Birinci basım ocak 2002 K yayınları
İkinci basım 2003 K yayınları
Üçüncü basım nisan 2004 Etki yayınevi
Dördüncü basım Ekim 2007 Gendaş
Islak Tebeşirleri okurken Kırsal alanda yaşayan çocukların içinde bulunduğu zor koşullardaki yaratıcılıklarına şaşıracak, yurdumuz gerçeklerini masalsı bir anlatımında yaşayacaksınız.
İtici kapak resmine* rağmen kitaba uzanıp almışsanız, öyküleri mutlaka okuyun. Köyde geçen olayları küçük bir kahramanın gözüyle okura ulaştıran öyküler bunlar. Köy edebiyatının çığırtkanlığını yapmadan, duygu istismarına sığınmadan, tarafsız ve olabildiğince doğal bir akışla, köy çocuklarının başından geçenleri aktarıyor. "Berivan'ın Kara Gözlü Kuzusu" öyküsünde, derinden derine devlet yardımının köylere nasıl ulaştığının hicvini hissetmemek ve iki görüş arasındaki derin farkları sezmemek mümkün değil.

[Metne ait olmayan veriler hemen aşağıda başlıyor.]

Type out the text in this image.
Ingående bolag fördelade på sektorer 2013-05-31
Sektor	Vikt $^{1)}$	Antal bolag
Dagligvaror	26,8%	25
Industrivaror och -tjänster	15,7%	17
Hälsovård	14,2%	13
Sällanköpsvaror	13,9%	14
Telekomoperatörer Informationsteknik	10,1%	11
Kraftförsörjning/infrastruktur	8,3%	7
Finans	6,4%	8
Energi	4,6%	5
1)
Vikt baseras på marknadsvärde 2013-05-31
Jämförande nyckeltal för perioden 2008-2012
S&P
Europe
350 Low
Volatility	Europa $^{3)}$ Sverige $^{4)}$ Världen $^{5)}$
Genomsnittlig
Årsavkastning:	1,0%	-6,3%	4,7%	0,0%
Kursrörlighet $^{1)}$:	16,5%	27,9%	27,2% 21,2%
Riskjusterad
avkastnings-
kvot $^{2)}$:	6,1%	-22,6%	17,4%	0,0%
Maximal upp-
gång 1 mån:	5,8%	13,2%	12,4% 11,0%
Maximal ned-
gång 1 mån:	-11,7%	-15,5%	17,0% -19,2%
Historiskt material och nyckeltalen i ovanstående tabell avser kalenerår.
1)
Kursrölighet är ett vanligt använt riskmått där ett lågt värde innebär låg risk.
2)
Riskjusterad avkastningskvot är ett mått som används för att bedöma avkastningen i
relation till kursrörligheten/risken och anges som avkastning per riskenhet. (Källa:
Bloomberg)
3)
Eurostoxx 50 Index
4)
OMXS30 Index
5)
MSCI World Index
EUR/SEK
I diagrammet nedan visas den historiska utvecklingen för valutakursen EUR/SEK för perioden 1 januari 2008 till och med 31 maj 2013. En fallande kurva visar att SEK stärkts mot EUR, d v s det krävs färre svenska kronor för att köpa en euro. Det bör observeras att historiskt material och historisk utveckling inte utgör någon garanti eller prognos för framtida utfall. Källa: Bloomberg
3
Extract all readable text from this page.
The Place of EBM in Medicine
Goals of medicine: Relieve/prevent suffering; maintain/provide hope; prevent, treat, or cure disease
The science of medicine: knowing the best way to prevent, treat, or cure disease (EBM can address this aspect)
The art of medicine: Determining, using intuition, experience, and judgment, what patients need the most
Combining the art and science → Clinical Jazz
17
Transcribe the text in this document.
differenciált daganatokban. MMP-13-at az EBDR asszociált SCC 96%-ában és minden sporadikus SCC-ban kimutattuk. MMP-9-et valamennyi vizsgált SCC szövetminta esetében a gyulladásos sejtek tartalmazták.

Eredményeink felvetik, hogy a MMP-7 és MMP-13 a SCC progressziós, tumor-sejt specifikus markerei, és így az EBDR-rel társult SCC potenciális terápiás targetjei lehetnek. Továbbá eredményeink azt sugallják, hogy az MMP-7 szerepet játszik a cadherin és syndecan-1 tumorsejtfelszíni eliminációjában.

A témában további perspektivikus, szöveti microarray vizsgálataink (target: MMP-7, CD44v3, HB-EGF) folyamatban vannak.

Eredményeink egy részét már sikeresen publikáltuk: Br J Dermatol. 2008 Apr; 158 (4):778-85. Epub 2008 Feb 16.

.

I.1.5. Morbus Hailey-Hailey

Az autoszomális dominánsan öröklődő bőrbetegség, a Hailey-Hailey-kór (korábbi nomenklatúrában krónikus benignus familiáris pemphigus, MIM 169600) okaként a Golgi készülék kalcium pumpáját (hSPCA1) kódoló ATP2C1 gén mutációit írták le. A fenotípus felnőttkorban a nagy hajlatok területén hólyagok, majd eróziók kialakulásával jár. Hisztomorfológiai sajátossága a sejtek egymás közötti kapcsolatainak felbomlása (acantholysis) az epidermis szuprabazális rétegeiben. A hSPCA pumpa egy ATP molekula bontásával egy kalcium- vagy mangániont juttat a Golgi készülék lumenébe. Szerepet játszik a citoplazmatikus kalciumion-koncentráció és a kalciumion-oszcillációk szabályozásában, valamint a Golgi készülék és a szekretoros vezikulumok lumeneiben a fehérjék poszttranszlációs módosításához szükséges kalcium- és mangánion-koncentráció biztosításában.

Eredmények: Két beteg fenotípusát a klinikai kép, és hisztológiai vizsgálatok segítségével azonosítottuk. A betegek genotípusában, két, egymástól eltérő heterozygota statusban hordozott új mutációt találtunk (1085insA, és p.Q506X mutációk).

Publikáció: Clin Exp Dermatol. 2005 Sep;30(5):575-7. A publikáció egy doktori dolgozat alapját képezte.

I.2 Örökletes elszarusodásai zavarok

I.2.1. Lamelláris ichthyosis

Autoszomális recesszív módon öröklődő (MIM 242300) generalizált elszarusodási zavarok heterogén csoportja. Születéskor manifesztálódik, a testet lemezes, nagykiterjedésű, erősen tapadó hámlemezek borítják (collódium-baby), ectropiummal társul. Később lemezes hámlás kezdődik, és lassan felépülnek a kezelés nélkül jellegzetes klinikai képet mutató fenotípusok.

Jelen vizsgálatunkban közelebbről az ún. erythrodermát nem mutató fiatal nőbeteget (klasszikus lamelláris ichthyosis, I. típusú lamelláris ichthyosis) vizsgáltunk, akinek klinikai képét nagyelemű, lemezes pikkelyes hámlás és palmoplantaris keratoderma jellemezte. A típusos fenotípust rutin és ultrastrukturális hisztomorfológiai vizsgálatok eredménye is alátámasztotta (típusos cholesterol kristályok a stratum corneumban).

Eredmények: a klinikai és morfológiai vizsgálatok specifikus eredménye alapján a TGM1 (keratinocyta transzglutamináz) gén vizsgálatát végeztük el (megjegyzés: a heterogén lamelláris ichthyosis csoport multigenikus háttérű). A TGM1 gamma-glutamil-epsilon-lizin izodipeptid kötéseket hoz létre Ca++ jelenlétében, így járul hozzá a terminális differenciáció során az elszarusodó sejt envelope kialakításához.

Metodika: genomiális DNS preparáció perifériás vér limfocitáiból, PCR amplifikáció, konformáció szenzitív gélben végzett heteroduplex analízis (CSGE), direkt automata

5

"Muskacı Hasan" ise, aile içinde ikinci planda kalmanın ezikliğini, üvey anne olgusunu ve köydeki yokluğu işlerken, bir yanda hacı-hoca işlerini hicvediyor. Kitaptaki öykülerin hemen hepsi, birbiri içine girmiş birçok kavramın iletisiyle okuru zenginleştiriyor. "Kırkpınar'da Cinler Var" öyküsü de, cinlere, perilere nasıl inanılıp bu korkunun nasıl kullanıldığını açıkça ortaya koyuyor. "Bozo Dayı'nın Portakalları öyküsü de bir başka alem. Küçük bir çocuğun işkembe çorbasına özlemi ardından, Bozo Dayı yüzünden hiçsiz kalması... Derken gelsin şekerler, portakallar. Gülmek mi, hüzünlenmek mi gerek? Hiçbiri değil. Çünkü öykü, duygu istismarı amaçlı değil. Olduğu gibi aktarıveriyor olayları.
"Islak Tebeşirler" de unutulmayacak bir öykü. Bir öğretmenin, tayin olduğu dağ köyünde aldırmaz tutumlarına rağmen, öğrencilerini eğitebilmek için araç gereç peşinde koşması ve bu uğurda alışık olmadığı karlı yollarda hayatını tehlikeye atması anlatılıyor. Bu öyküler, her yaş okur tarafından okunabilir.
* Açıklama: Yazıda sözü edilen kapak, ilk baskının kapağıdır. Kitaplarım sayfasındaki resim ise değiştirilmiş son baskınındır.